U.S. Department of Commerce


Date of this Version



Remote Sensing of Environment 124 (2012) 185–209; doi:10.1016/j.rse.2012.03.024


The vast and persistent Deepwater Horizon (DWH) spill challenged response capabilities, which required accurate, quantitative oil assessment at synoptic and operational scales. Although experienced observers are a spill response's mainstay, few trained observers and confounding factors including weather, oil emulsification, and scene illumination geometry present challenges. DWH spill and impact monitoring was aided by extensive airborne and spaceborne passive and active remote sensing.

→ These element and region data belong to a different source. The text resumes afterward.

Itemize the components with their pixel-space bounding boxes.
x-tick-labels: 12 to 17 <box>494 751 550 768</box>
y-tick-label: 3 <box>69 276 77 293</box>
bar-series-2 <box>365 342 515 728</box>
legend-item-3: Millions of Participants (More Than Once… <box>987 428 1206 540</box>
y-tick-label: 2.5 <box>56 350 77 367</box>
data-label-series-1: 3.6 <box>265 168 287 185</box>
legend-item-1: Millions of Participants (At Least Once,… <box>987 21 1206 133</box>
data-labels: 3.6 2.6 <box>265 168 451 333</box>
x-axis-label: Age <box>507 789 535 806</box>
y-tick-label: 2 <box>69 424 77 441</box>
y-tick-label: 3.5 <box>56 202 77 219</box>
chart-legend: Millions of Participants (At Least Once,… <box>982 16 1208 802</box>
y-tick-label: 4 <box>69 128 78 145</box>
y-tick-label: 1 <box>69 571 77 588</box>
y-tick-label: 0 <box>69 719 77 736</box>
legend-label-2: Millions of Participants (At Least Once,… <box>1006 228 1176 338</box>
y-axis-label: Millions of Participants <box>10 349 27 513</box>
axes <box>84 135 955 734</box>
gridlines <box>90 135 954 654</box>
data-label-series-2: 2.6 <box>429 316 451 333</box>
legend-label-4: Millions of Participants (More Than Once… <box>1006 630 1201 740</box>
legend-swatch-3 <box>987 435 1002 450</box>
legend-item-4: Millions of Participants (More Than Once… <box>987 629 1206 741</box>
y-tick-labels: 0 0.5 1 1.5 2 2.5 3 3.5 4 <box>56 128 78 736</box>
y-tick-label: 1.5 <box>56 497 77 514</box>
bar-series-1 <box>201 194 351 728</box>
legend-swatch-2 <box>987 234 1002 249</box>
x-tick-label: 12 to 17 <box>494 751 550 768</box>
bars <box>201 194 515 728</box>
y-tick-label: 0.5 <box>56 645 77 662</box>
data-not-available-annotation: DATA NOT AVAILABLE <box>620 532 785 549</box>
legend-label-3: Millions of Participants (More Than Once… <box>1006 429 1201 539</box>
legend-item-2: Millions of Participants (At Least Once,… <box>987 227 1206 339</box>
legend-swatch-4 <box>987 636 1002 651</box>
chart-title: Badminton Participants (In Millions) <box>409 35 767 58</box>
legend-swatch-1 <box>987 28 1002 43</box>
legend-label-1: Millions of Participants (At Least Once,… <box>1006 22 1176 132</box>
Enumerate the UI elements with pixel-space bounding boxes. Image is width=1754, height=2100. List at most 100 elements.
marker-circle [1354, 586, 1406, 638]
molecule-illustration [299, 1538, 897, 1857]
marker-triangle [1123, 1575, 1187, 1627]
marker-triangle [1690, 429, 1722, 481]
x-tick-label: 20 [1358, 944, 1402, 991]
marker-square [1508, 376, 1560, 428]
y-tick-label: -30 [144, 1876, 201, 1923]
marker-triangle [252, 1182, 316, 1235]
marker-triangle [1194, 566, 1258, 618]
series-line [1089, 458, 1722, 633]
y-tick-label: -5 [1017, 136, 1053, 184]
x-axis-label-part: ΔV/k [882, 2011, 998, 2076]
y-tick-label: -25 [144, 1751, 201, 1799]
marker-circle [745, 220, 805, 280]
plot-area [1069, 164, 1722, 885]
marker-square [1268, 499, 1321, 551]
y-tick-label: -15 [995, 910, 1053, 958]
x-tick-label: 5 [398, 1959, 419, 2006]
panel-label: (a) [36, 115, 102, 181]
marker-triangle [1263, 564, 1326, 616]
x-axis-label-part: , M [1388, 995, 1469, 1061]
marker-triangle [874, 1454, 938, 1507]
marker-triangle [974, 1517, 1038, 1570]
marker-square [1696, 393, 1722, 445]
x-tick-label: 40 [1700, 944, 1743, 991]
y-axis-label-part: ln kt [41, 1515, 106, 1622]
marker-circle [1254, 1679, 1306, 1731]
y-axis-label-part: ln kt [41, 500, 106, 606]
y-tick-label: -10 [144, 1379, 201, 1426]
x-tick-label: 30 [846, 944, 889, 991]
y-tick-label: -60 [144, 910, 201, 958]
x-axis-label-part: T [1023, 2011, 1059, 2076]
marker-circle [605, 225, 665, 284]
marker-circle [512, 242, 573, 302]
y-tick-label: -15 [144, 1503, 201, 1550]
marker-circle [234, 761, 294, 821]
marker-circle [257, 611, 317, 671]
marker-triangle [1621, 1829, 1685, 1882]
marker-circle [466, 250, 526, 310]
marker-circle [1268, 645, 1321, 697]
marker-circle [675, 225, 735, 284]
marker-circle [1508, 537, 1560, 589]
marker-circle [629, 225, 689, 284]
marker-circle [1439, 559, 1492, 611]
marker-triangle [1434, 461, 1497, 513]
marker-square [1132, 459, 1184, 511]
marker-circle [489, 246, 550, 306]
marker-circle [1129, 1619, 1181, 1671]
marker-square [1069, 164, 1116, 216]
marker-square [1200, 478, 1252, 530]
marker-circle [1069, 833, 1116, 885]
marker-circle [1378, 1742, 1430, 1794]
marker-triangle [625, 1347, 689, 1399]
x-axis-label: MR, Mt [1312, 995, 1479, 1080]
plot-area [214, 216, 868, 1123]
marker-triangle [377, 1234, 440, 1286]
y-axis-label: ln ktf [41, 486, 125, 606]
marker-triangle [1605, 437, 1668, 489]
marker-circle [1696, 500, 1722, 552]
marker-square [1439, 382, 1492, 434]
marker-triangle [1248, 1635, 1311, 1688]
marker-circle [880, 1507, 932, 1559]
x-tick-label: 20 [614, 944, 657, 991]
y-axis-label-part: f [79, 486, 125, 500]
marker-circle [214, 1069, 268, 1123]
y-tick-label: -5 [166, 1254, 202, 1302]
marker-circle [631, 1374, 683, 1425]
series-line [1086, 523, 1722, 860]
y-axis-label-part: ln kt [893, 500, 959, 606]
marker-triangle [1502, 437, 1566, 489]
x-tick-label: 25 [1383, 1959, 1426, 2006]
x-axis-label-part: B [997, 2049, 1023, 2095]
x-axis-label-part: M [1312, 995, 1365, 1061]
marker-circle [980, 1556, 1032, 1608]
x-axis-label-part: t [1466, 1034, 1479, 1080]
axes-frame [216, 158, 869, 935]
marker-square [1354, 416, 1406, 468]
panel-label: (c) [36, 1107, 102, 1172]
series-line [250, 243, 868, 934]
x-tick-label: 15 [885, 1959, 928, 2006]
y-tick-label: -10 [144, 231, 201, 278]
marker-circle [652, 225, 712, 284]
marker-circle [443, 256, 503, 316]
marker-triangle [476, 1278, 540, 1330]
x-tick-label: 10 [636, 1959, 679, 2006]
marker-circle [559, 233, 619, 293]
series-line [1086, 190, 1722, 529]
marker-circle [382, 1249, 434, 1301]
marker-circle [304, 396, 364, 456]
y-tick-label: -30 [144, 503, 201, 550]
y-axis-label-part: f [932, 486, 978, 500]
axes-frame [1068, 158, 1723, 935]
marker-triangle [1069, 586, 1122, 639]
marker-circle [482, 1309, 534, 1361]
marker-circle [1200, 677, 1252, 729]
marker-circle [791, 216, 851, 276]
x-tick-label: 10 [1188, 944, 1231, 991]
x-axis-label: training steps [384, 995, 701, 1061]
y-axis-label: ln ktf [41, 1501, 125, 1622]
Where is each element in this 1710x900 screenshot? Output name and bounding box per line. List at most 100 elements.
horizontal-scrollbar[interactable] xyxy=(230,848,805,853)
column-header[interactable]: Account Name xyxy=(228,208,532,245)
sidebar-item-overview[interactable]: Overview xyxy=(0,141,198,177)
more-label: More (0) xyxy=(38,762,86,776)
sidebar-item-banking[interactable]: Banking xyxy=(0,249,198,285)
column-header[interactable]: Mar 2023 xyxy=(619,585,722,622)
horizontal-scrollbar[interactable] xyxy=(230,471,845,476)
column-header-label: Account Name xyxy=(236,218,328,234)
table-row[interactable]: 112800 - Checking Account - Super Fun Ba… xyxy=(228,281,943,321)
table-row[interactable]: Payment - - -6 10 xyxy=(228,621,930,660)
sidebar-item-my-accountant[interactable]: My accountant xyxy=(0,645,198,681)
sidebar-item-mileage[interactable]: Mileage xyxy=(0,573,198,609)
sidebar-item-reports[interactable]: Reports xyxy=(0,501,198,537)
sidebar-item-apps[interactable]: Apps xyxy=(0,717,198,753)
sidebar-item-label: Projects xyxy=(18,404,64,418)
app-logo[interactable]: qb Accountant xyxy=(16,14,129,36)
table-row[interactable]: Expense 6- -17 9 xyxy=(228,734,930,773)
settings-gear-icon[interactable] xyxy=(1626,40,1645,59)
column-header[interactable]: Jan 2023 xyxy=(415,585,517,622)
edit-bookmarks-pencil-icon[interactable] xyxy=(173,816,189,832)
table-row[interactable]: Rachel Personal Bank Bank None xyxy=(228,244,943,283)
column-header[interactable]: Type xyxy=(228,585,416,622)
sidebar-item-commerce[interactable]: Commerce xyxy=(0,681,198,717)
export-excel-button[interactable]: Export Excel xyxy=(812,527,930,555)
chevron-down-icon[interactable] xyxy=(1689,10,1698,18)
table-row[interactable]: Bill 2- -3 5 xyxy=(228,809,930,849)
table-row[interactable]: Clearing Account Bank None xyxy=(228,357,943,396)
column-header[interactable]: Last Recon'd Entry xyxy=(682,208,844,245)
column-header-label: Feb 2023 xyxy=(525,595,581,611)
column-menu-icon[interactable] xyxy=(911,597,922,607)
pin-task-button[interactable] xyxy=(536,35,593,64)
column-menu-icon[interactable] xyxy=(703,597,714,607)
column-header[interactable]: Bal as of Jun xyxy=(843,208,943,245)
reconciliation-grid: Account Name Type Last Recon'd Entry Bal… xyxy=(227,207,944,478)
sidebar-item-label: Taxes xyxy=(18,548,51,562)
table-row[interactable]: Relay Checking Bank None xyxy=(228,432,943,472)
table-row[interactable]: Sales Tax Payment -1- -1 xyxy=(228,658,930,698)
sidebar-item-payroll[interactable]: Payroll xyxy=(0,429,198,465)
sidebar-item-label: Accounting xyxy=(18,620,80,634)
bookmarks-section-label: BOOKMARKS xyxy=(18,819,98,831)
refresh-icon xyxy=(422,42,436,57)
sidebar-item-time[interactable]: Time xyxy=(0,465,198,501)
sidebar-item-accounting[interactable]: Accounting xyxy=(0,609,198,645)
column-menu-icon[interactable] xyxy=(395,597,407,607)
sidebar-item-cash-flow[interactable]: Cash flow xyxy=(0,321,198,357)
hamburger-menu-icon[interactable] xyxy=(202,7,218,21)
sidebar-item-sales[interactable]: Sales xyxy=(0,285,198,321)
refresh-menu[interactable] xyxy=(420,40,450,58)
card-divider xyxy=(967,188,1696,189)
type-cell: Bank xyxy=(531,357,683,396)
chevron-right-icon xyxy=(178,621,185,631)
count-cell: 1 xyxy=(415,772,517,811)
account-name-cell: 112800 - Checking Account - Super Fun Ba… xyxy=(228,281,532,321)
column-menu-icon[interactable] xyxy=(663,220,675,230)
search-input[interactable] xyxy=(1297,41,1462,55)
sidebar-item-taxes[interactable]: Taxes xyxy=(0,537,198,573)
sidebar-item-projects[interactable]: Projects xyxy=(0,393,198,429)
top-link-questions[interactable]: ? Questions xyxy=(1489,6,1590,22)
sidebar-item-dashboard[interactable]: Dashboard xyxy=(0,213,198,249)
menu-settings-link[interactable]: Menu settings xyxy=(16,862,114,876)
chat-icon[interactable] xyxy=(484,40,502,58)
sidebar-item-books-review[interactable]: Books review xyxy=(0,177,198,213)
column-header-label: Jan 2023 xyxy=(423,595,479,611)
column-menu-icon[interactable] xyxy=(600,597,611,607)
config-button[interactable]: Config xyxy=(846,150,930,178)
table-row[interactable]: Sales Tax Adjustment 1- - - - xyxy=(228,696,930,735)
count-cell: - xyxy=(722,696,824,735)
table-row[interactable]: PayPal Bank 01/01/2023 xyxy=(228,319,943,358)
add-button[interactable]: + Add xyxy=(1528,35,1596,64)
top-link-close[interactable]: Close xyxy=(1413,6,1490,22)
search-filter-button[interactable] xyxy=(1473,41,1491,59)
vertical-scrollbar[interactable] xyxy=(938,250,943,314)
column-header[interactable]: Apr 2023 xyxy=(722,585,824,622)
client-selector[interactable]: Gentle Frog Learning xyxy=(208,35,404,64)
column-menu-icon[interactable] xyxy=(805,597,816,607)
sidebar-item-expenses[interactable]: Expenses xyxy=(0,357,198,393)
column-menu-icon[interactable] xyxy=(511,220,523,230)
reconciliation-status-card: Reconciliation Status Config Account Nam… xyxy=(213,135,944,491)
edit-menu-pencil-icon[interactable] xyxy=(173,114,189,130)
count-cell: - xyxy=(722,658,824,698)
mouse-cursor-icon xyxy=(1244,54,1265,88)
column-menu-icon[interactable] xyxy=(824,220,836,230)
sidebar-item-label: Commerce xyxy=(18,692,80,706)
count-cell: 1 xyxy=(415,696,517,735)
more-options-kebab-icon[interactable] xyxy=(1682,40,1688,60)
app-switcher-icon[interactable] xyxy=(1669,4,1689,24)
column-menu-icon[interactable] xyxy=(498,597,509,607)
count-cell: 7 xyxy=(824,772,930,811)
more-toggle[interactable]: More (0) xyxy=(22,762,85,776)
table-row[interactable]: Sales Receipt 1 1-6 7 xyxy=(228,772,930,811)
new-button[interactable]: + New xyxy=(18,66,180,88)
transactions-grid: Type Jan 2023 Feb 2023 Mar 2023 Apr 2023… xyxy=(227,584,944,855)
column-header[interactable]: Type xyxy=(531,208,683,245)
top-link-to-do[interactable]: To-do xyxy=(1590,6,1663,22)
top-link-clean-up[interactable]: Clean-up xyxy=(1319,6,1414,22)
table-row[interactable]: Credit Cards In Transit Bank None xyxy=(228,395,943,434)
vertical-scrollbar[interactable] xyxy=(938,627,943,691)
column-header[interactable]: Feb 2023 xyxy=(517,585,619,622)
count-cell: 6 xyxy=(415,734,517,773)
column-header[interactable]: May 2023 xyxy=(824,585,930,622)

Oil slick thickness and oil-to-water emulsion ratios are key spill response parameters for containment/cleanup and were derived quantitatively for thick (>0.1 mm) slicks from AVIRIS (Airborne Visible/Infrared Imaging Spectrometer) data using a spectral library approach based on the shape and depth of near infrared spectral absorption features. MODIS (Moderate Resolution Imaging Spectroradiometer) satellite, visible-spectrum broadband data of surface-slick modulation of sunglint reflection allowed extrapolation to the total slick. A multispectral expert system used a neural network approach to provide Rapid Response thickness class maps.

Airborne and satellite synthetic aperture radar (SAR) provides synoptic data under all-sky conditions; however, SAR generally cannot discriminate thick (>100 μm) oil slicks from thin sheens (to 0.1 μm). The UAVSAR's (Uninhabited Aerial Vehicle SAR) significantly greater signal-to-noise ratio and finer spatial resolution allowed successful pattern discrimination related to a combination of oil slick thickness, fractional surface coverage, and emulsification.

In situ burning and smoke plumes were studied with AVIRIS and corroborated spaceborne CALIPSO (Cloud Aerosol Lidar and Infrared Pathfinder Satellite Observation) observations of combustion aerosols. CALIPSO and bathymetry lidar data documented shallow subsurface oil, although ancillary data were required for confirmation.

Airborne hyperspectral, thermal infrared data have nighttime and overcast collection advantages and were collected as well as MODIS thermal data. However, interpretation challenges and a lack of Rapid Response Products prevented significant use. Rapid Response Products were key to response utilization—data needs are time critical; thus, a high technological readiness level is critical to operational use of remote sensing products. DWH's experience demonstrated that development and operationalization of new spill response remote sensing tools must precede the next major oil spill.